Lawmakers and health advocates are hoping to expand the jurisdiction of Maryland’s Prescription Drug Affordability Board this year to allow the organization to negotiate pharmaceutical prices for private insurance plans in the state.
Legislators tried to pass a similar bill last year, but it failed to make it to the governor's desk.
Now, supporters are hopeful that 2025 will be the year.
The General Assembly approved the Prescription Drug Affordability Board’s plan to set upper payment limits on drug prices under state and local health plans last October.
The upper payment limits are just one of the tools the board has to reduce drug costs, but it is the one with the most bite.
The Board is currently in the process of considering limits on six different drugs.
The drugs include the diabetes and weight loss medication Ozempic and Dupixent, a medication that’s used to treat asthma.
However, advocates want to expand the board’s ability to limit high-cost drugs. The new bill could lessen drug prices for all Marylanders, not just those on government plans.
“It doesn't make any sense for us all to be gouged by the big drug corporation,” said Vincent DeMarco, president of Healthcare for All! a drug affordability group. “This Prescription Drug Affordability Board should have the authority to make high-cost drugs more affordable for all of us.”

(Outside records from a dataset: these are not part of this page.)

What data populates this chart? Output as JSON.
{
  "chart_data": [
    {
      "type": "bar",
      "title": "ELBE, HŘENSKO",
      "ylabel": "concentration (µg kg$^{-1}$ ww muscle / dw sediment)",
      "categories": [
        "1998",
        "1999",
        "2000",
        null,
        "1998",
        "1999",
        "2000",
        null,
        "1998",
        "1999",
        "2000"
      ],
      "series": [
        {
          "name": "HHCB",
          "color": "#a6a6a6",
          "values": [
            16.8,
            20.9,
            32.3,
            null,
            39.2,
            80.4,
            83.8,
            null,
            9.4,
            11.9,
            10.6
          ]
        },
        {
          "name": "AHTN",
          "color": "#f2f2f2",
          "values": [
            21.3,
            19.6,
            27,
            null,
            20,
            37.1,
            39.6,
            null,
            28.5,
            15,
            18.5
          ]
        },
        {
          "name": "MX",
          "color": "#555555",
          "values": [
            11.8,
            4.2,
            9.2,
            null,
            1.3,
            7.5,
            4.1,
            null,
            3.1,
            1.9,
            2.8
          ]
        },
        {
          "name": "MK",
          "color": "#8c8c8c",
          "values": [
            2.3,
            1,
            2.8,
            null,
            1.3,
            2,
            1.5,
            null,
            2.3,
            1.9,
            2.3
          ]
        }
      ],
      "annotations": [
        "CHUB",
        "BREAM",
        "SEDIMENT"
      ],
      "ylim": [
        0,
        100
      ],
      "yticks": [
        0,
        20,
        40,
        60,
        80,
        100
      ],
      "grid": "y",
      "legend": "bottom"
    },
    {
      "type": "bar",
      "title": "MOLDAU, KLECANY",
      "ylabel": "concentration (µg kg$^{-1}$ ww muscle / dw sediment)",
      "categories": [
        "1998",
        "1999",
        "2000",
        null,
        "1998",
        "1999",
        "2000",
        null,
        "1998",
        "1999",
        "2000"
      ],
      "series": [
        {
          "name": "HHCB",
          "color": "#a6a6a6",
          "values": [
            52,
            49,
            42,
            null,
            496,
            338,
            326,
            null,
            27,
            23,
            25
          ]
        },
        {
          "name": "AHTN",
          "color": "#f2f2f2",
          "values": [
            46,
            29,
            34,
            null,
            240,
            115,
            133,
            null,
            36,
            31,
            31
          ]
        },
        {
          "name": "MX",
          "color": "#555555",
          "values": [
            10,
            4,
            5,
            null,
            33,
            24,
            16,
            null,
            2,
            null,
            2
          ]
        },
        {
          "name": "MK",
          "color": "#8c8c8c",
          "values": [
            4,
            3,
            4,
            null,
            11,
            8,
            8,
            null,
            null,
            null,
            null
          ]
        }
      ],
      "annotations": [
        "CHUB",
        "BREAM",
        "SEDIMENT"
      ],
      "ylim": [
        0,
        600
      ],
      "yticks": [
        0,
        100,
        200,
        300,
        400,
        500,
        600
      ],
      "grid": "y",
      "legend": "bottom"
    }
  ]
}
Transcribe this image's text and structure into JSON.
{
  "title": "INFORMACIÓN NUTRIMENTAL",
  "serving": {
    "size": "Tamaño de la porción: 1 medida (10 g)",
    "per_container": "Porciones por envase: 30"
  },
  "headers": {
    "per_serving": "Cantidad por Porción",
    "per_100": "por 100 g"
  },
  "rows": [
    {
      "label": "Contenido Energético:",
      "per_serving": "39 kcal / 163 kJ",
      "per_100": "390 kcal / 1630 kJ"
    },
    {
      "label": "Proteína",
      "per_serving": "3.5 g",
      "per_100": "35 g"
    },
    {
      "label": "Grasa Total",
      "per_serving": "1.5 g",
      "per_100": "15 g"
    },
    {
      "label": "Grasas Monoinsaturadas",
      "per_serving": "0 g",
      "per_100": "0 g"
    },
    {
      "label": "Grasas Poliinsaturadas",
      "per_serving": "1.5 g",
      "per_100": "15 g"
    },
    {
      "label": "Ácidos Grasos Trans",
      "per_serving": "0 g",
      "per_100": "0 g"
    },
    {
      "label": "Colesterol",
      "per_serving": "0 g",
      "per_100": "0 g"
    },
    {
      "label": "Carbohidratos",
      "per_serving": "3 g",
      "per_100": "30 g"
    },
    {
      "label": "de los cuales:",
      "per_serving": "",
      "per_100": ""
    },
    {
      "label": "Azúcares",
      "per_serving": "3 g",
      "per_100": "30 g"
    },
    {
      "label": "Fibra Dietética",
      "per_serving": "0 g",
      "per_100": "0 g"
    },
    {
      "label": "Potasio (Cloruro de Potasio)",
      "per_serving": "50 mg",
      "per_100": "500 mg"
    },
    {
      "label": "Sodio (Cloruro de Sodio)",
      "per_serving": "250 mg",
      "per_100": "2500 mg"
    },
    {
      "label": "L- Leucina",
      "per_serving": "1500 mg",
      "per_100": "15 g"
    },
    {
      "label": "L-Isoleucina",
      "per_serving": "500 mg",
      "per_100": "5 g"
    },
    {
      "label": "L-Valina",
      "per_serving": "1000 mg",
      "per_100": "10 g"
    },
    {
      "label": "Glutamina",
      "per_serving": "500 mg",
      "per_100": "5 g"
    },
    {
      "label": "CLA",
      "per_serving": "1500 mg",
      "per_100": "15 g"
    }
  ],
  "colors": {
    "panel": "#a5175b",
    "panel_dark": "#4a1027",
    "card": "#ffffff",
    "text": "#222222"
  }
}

Demarco said lawmakers are pushing for other initiatives involving health as well.
One bill will extend a pilot program that gives young adults discounts on health insurance.
The subsidies are available to people 18 to 37 who make up to 400% of the federal poverty level.
The program discounts premiums to make health insurance more affordable.
“Sixty seven thousand altogether have benefited,” said Vincent DeMarco, president of Maryland Healthcare for All! a health advocacy organization. “These are young people, many of them minorities, many of them people who have low paying jobs, who can't afford health care, who now have the health care coverage they need. And we need to continue this, this program.”
The pilot program started in 2022, but expires in 2025.
New legislation would extend the policy into 2028.
Finally, lawmakers are introducing a bill that will tax polluters. DeMarco says the money garnered from that program would go into Medicaid and health equality resources.